KIEFER Das funktioniert, indem ich meine Zeit umverteile. Etwa, indem ich ineffizienten Meetings mit zehn Teilnehmern, in denen sowieso immer die gleichen zu Wort kommen, weniger Zeit einräume, oder diese ganz streiche. Das kommt übrigens nicht nur dem Mitarbeiter, sondern auch mir als Führungskraft zu Gute: Denn oft bewerten Angestellte ihre Chefs nicht nach Sachkompetenz, sondern nach persönlicher Zuwendung.
Warum sind Meetings aus Kommunikationssicht häufig ineffizient?
KIEFER Weil dort nur diejenigen Kollegen zu Wort kommen, die eine gewinne „Rampensau“Mentalität haben. Von denen hört man dann immer wieder was, von eher stilleren Mitarbeitern gar nichts.

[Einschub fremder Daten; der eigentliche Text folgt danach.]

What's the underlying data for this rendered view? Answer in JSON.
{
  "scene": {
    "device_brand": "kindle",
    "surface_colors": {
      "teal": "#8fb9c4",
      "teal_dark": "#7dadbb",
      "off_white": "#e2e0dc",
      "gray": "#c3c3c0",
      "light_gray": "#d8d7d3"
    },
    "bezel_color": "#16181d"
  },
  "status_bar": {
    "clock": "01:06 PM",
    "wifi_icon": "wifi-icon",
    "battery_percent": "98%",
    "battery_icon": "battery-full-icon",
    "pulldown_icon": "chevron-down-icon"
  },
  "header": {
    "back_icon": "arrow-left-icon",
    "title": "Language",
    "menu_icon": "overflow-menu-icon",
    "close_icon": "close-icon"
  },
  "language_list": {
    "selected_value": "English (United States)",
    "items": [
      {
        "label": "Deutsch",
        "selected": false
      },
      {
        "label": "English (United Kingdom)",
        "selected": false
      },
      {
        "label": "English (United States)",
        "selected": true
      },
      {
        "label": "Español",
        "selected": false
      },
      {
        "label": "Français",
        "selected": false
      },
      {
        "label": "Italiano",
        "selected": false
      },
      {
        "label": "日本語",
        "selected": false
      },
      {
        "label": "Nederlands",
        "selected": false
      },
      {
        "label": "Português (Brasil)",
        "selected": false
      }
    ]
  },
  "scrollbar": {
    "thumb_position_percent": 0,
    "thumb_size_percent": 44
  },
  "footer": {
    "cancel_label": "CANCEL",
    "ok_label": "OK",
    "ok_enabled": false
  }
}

Wie führe ich ein kritisches Gespräch mit meinen Mitarbeitern? Welche Fehler machen Chefs an dieser Stelle häufig?
KIEFER Sie müssen sich von dem Gedanken lösen, sie hätten es mit einem schwierigen Mitarbeiter zu tun. Es geht um einen Perspektivwechsel: Es geht nicht um den Charakter des Mitarbeiters, sondern um eine schwierige Situation. In einem kritischen Gespräch sollte man als Vorgesetzter außerdem schnell zur Sache kommen, ohne Smalltalk oder andere Umwege.
Auf welchen Typ Chef treffen Mitarbeiter denn heute häufig?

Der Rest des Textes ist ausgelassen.